Agaknya perjuangan memang harus berat, karena bila tanpa tantangan sepadan agak malu diakui sebagai perjuangan. (Ilustrasi: Lontar.co)

Gitar yang Belum Punya Nama

Dino, mahasiswa semester tiga di sebuah kampus negeri, duduk termenung di sudut warung kopi. Kopi hitamnya sudah dingin, tapi uap resah dari dalam dirinya masih hangat. Di antara denting sendok pengaduk dan suara motor lewat, dia mendengar getar suara hati, “Kapan aku bisa punya gitar sendiri?”

Dino bisa bermain gitar, tapi tidak memiliki gitar. Sejak SMA, tangannya sudah akrab dengan senar, tapi bukan miliknya sendiri. Gitar-gitar yang dia mainkan selalu milik orang lain. Dipinjam dari kawan tongkrongan, dari teman sekelas, dari tetangga kosan. Semua karena satu alasan, membeli gitar terasa seperti membidik bintang dengan jaring nyamuk.

Duit mingguannya pas-pasan. Separuhnya untuk bensin motor bebek tua yang lebih sering batuk daripada menderu. Separuh lainnya buat makan siang di kantin kampus, kadang kalau sedang mujur bisa beli tempe goreng dua.

Kalau tugas menumpuk, Dino nyambi jadi ojek dadakan buat teman-teman kuliahnya. Upahnya? Cukup buat nge-print makalah dan beli kuota internet. Sebab malam-malam sebelum tidur, dia punya kebiasaan yang tak bisa ditawar, membaca karya-karya sastra gratisan di Google.

Di sanalah, dalam ruang sempit kosan berkipas rusak, ia mengunyah sajak-sajak Chairil dan cerita pendek Kompas yang bisa diakses cuma bermodal sabar dan sinyal. Dan dari perpaduan nada gitar pinjaman dan teks-teks yang menyelusup ke relung, empat lagu lahir dari dirinya. Lagu-lagu yang tidak sekadar ingin didengar, tapi ingin dirasakan.

BACA JUGA  Gazebo Kenangan

Dino tahu tempat mana saja yang bisa dia sambangi untuk sekadar memetik gitar. Tapi ada satu rumah yang selalu menjadi favoritnya yakni rumah Raka. Raka berasal dari keluarga berada.

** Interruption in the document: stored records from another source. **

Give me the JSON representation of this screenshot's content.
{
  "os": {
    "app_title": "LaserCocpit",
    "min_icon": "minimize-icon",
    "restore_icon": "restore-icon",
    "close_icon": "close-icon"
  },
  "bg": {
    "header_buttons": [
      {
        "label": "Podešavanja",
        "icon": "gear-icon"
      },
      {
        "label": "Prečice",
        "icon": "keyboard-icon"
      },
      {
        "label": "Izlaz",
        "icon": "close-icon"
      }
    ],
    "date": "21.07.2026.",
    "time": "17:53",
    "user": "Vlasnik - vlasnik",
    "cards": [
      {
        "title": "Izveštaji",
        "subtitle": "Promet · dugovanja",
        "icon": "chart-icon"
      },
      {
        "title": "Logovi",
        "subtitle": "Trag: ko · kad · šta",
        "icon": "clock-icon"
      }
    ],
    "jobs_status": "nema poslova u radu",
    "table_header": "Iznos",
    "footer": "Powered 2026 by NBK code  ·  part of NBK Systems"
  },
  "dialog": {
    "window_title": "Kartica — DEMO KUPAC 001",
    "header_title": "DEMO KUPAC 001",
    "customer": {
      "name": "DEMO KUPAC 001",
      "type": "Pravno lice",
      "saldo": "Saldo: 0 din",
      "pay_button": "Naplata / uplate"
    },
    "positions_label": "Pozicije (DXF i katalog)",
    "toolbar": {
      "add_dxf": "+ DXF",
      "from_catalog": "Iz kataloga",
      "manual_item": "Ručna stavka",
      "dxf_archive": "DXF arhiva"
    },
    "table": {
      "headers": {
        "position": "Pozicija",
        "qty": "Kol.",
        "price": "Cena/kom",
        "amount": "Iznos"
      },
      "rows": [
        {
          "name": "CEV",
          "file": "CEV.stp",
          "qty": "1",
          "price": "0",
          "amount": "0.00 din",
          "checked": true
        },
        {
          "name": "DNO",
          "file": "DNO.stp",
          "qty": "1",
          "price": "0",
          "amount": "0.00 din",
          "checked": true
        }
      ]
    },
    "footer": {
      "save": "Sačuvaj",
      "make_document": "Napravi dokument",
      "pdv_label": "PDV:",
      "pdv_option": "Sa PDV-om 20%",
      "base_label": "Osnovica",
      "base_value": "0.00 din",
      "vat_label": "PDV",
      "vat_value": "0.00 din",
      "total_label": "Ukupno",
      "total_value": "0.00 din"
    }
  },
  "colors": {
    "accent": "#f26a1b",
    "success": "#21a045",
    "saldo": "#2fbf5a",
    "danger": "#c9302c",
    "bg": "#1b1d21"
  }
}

Rumahnya besar seperti rumah-rumah dalam sinetron petang, lengkap dengan paviliun yang sepi dan langit-langit tinggi. Di sana, suaranya menggema, mengisi ruangan seperti doa yang mencari Tuhan.

Raka tak pernah mempermasalahkan kehadiran Dino. Bahkan seperti sengaja, dia kerap meninggalkan Dino sendiri di ruangan itu.

Di situ, Dino bisa bernyanyi sepuas hati. Mencoba bait demi bait lagu ciptaannya. Mengulang nada hingga jari-jarinya kapalan. Kadang lupa waktu, kadang lupa kenyataan. Dunia terasa utuh hanya dengan suara dan gitar.

Tapi waktu tak pernah betah diam. Minggu depan, ada undangan ulang tahun teman kampus, digelar di pantai. Perjalanan rombongan memakai minibus pariwisata.

Satu minggu sebelum hari itu, Dino memeras tenaga. Selesai kuliah, dia langsung nyambi ojek. Menyusuri kampus seperti hantu jalanan yang tak kenal lelah. Uangnya dikumpulkan, bukan untuk baju baru atau hadiah, tapi sekadar supaya bisa ikut perayaan ulang tahun dan jangan sampai malu tak punya pegangan duit.

Seminggu itu juga, dia absen dari rumah-rumah pemilik gitar. Tidak sempat. Selain badannya juga terasa remuk. Digeber nge-gojek. Tapi rindu itu tak bisa dipendam. Rindu pada senar yang bergetar. Pada nada yang seperti doa.

BACA JUGA  Di Antara Nasi dan Narasi
Lontara, maskot Lontar.co memainkan gitar akustik. (Ilustrasi: Lontar.co)

 

Hari ulang tahun tiba. Bus berguncang dengan gelak tawa. Salon portable menggelegar, mengisi udara dengan lagu-lagu hits yang seolah jadi soundtrack hidup mahasiswa. Dino duduk di dekat jendela, pandangan terlempar ke laut yang masih jauh. Di dalam kepalanya, lagu-lagu ciptaannya berputar sendiri.

Lalu, tanpa aba-aba, terdengar intro gitar yang begitu familiar. Gitar akustik terdengar dari speaker portable. Getar suaranya sendiri menyusul setelahnya. Lagu pertama. Lalu lagu kedua. Dia refleks menoleh ke speaker, seakan ingin memastikan itu bukan halusinasi. Matanya menatap kawan-kawan di sekitarnya. Mereka memandangnya dengan wajah takjub, ada yang bertepuk, ada yang berbisik, “Ini lagu lo, kan?”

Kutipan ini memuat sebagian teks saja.